JPMorgan Chase and Co., the largest U.S. bank by assets, said it faces further investigations into conflicts of interest in the way it sold and used its own investment products.

The firm is cooperating with “inquiries from other government authorities concerning disclosure of conflicts associated with the firm’s sale and use of proprietary products,” according to a regulatory filing issued Tuesday.

Indiana securities regulators are investigating the bank, according to two people familiar with the matter who asked not to be identified. They are looking into how JPMorgan handled investments inside trusts that benefited churches in the state, one of the people said. A spokeswoman for Indiana’s securities regulator didn’t immediately respond to a request for comment. Darin Oduyoye, a JPMorgan spokesman, declined to comment.
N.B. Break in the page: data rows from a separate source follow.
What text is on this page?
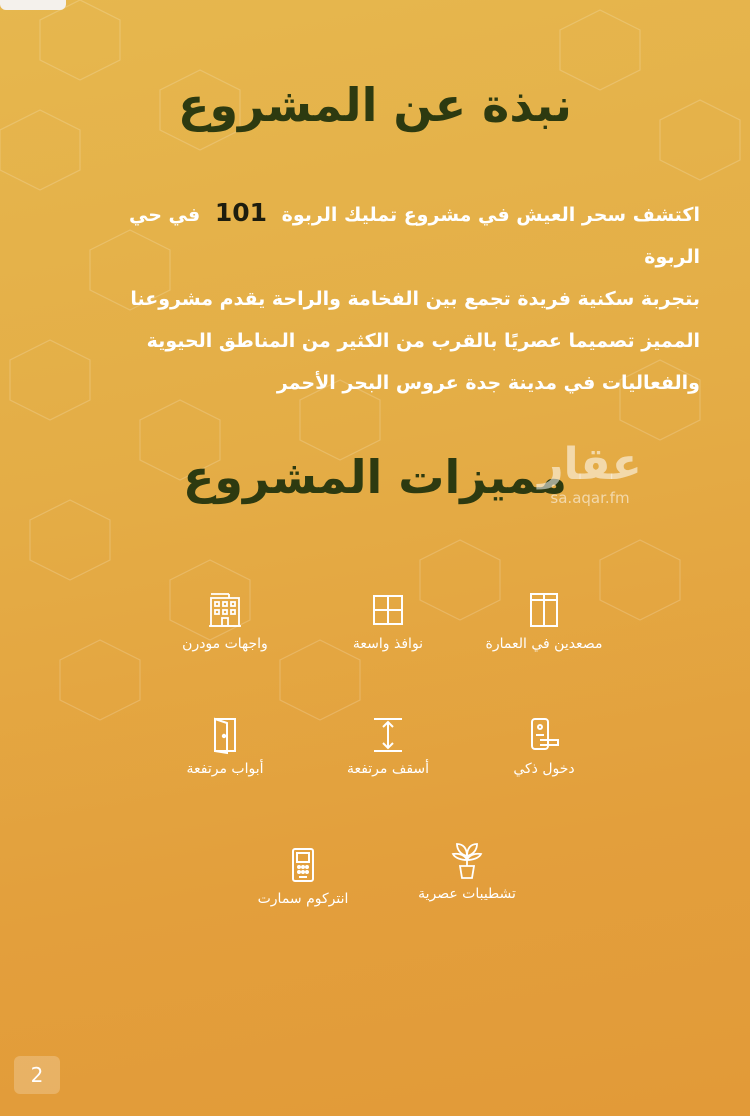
نبذة عن المشروع

اكتشف سحر العيش في مشروع تمليك الربوة 101 في حي الربوة
بتجربة سكنية فريدة تجمع بين الفخامة والراحة يقدم مشروعنا
المميز تصميما عصريًا بالقرب من الكثير من المناطق الحيوية
والفعاليات في مدينة جدة عروس البحر الأحمر

مميزات المشروع
عقار
sa.aqar.fm
مصعدين في العمارة
نوافذ واسعة
واجهات مودرن
دخول ذكي
أسقف مرتفعة
أبواب مرتفعة
تشطيبات عصرية
انتركوم سمارت
2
The bank agreed in December to pay more than $300 million to resolve allegations by the Securities and Exchange Commission and the U.S. Commodity Futures Trading Commission that it failed to tell customers that it stood to benefit from selling its own investment products. JPMorgan didn’t disclose that it reaped profits by putting client money into mutual funds and hedge funds that generated fees for the company, the SEC said .

JPMorgan admitted disclosure failures from 2008 to 2013 related to two units that manage money -- its securities subsidiary and its nationally chartered bank -- as part of the SEC settlement. The New York-based firm said at the time that the omissions in its communications were unintentional and that it has since enhanced disclosures.

The bank settled a lawsuit last August accusing it of putting its interests ahead of an historic church in Indiana endowed by descendants of Eli Lilly and mismanaging its trusts. Terms weren’t disclosed.